President Vladimir V. Putin of Russia is pushing ahead with plans to attend a summit in South Africa next month, even as the host nation grapples with diplomatic and legal fallout of his expected presence, South Africa’s deputy president said on Friday.

South Africa is scheduled to hold a meeting of BRICS nations — Brazil, Russia, India, China and South Africa — in Johannesburg in August. The heads of state from the other four nations are expected to attend, but an international arrest warrant for Mr. Putin has placed South Africa in a quandary.

“It’s a big dilemma for us,” the deputy president, Paul Mashatile, told the South African news website News24. “Of course, we cannot arrest him. It’s almost like you invite your friend to your house, and then arrest them. That’s why for us, his not coming is the best solution.”

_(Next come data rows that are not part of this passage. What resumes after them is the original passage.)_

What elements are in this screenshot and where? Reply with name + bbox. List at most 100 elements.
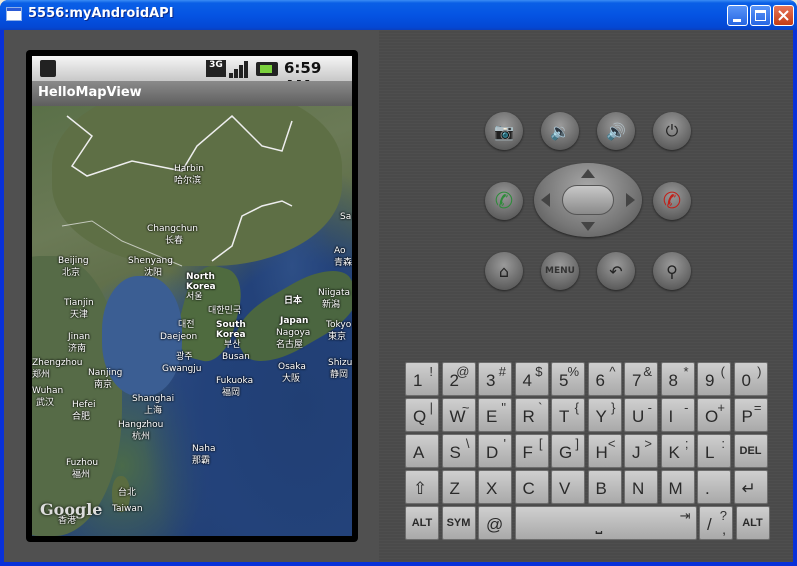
menu-button[interactable]: MENU [541,252,579,290]
key-label: B [595,479,607,498]
key-label: 7 [632,371,642,390]
key-p[interactable]: P = [733,398,768,432]
volume-down-button[interactable]: 🔉 [541,112,579,150]
map-label: 서울 [186,292,203,302]
back-button[interactable]: ↶ [597,252,635,290]
key-label: 4 [522,371,532,390]
key-m[interactable]: M [660,470,695,504]
map-view[interactable]: Harbin 哈尔滨 Changchun 长春 Shenyang 沈阳 Beijing 北京 T… [32,106,352,536]
key-alt-label: ` [538,400,543,415]
call-button[interactable]: ✆ [485,182,523,220]
key-2[interactable]: 2 @ [441,362,476,396]
dpad[interactable] [534,163,642,237]
key-d[interactable]: D ' [478,434,512,468]
volume-up-button[interactable]: 🔊 [597,112,635,150]
key-label: 0 [741,371,751,390]
key-4[interactable]: 4 $ [514,362,549,396]
key-x[interactable]: X [478,470,512,504]
map-label: Gwangju [162,364,202,374]
key-alt-right[interactable]: ALT [735,506,770,540]
key-c[interactable]: C [514,470,549,504]
key-z[interactable]: Z [441,470,476,504]
key-period[interactable]: . [697,470,731,504]
home-button[interactable]: ⌂ [485,252,523,290]
controls-panel: 📷 🔉 🔊 ⏻ ✆ ✆ ⌂ MENU ↶ ⚲ 1! 2 @3 #4 $5% 6 ^ 7 & 8 * 9(0) Q | W ~… [379,30,793,562]
map-label: 济南 [68,344,87,354]
key-slash[interactable]: /?, [699,506,733,540]
key-8[interactable]: 8 * [660,362,695,396]
phone-panel: 3G 6:59 AM HelloMapView [4,30,379,562]
key-alt-label: # [498,364,506,379]
key-alt-label: @ [456,364,470,379]
key-k[interactable]: K; [660,434,695,468]
dpad-center-button[interactable] [562,185,614,215]
key-shift[interactable]: ⇧ [405,470,439,504]
key-t[interactable]: T{ [551,398,585,432]
key-sym[interactable]: SYM [441,506,476,540]
key-i[interactable]: I- [660,398,695,432]
key-alt-label: : [721,436,725,451]
search-button[interactable]: ⚲ [653,252,691,290]
key-alt-label: ] [575,436,579,451]
emulator-client: 3G 6:59 AM HelloMapView [4,30,793,562]
key-u[interactable]: U- [624,398,658,432]
key-v[interactable]: V [551,470,585,504]
map-label: 合肥 [72,412,91,422]
key-delete[interactable]: DEL [733,434,768,468]
dpad-down-icon[interactable] [581,222,595,231]
key-f[interactable]: F[ [514,434,549,468]
power-button[interactable]: ⏻ [653,112,691,150]
map-label: 郑州 [32,370,51,380]
title-bar[interactable]: 5556:myAndroidAPI [0,0,797,30]
key-j[interactable]: J > [624,434,658,468]
key-w[interactable]: W ~ [441,398,476,432]
key-label: ALT [411,517,433,529]
maximize-button[interactable] [750,5,771,26]
key-label: M [668,479,683,498]
dpad-up-icon[interactable] [581,169,595,178]
key-a[interactable]: A [405,434,439,468]
map-label: 大阪 [282,374,301,384]
key-r[interactable]: R ` [514,398,549,432]
device-screen[interactable]: 3G 6:59 AM HelloMapView [32,56,352,536]
map-label: 福岡 [222,388,241,398]
volume-up-icon: 🔊 [606,121,626,141]
key-e[interactable]: E " [478,398,512,432]
screen-frame: 3G 6:59 AM HelloMapView [26,50,358,542]
key-q[interactable]: Q | [405,398,439,432]
dpad-left-icon[interactable] [541,193,550,207]
key-0[interactable]: 0) [733,362,768,396]
key-7[interactable]: 7 & [624,362,658,396]
home-icon: ⌂ [498,261,510,281]
key-9[interactable]: 9( [697,362,731,396]
key-6[interactable]: 6 ^ [587,362,622,396]
map-label: Busan [222,352,250,362]
end-call-button[interactable]: ✆ [653,182,691,220]
app-title-bar: HelloMapView [32,81,352,106]
key-1[interactable]: 1! [405,362,439,396]
close-button[interactable] [773,5,794,26]
volume-down-icon: 🔉 [550,121,570,141]
key-alt[interactable]: ALT [405,506,439,540]
key-alt-label: < [607,436,616,451]
key-3[interactable]: 3 # [478,362,512,396]
key-s[interactable]: S \ [441,434,476,468]
key-h[interactable]: H < [587,434,622,468]
key-n[interactable]: N [624,470,658,504]
minimize-button[interactable] [727,5,748,26]
key-label: ALT [742,517,763,529]
key-b[interactable]: B [587,470,622,504]
camera-button[interactable]: 📷 [485,112,523,150]
status-bar[interactable]: 3G 6:59 AM [32,56,352,95]
key-y[interactable]: Y} [587,398,622,432]
map-label: Osaka [278,362,306,372]
key-o[interactable]: O + [697,398,731,432]
key-l[interactable]: L: [697,434,731,468]
key-space[interactable]: ⎵ ⇥ [514,506,697,540]
dpad-right-icon[interactable] [626,193,635,207]
map-label: Sa [340,212,352,222]
key-enter[interactable]: ↵ [733,470,768,504]
key-at[interactable]: @ [478,506,512,540]
key-g[interactable]: G] [551,434,585,468]
key-5[interactable]: 5% [551,362,585,396]
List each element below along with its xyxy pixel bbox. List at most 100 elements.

The International Criminal Court has accused Mr. Putin of war crimes over his role in the abduction and deportation of Ukrainian children. South Africa, a member of the court, is obligated to arrest Mr. Putin if he arrives in the country. Mindful of their warm relations with Russia, South African officials have said they are seeking legal advice in assessing their obligations to the international court.

“The Russians are not happy, though,” Mr. Mashatile said. “They want him to come.”

Mr. Mashatile leads a committee tasked with figuring out how to handle the diplomatic headache. South African officials have pitched several possible solutions, all of which have failed to convince their counterparts in the BRICS nations, Vukani Mde, Mr. Mashatile’s spokesman, said.

A virtual summit was rejected, and so was the possibility of Russia’s foreign minister, Sergey V. Lavrov, standing in for Mr. Putin. There was also no “unanimous support” for the proposal to move the summit to China, which is not a member of the international court, Mr. Mde said.

Russian officials have pushed back, and are unhappy with the possibility of Mr. Putin being excluded from attending a meeting of heads of state. South Africa, however, is still trying to find a workaround, with its president, Cyril Ramaphosa, continuing to speak with Mr. Putin on the matter, the spokesman said.

“The South African government is very wary of an unprecedented situation of arresting a sitting head of state,” Mr. Mde said.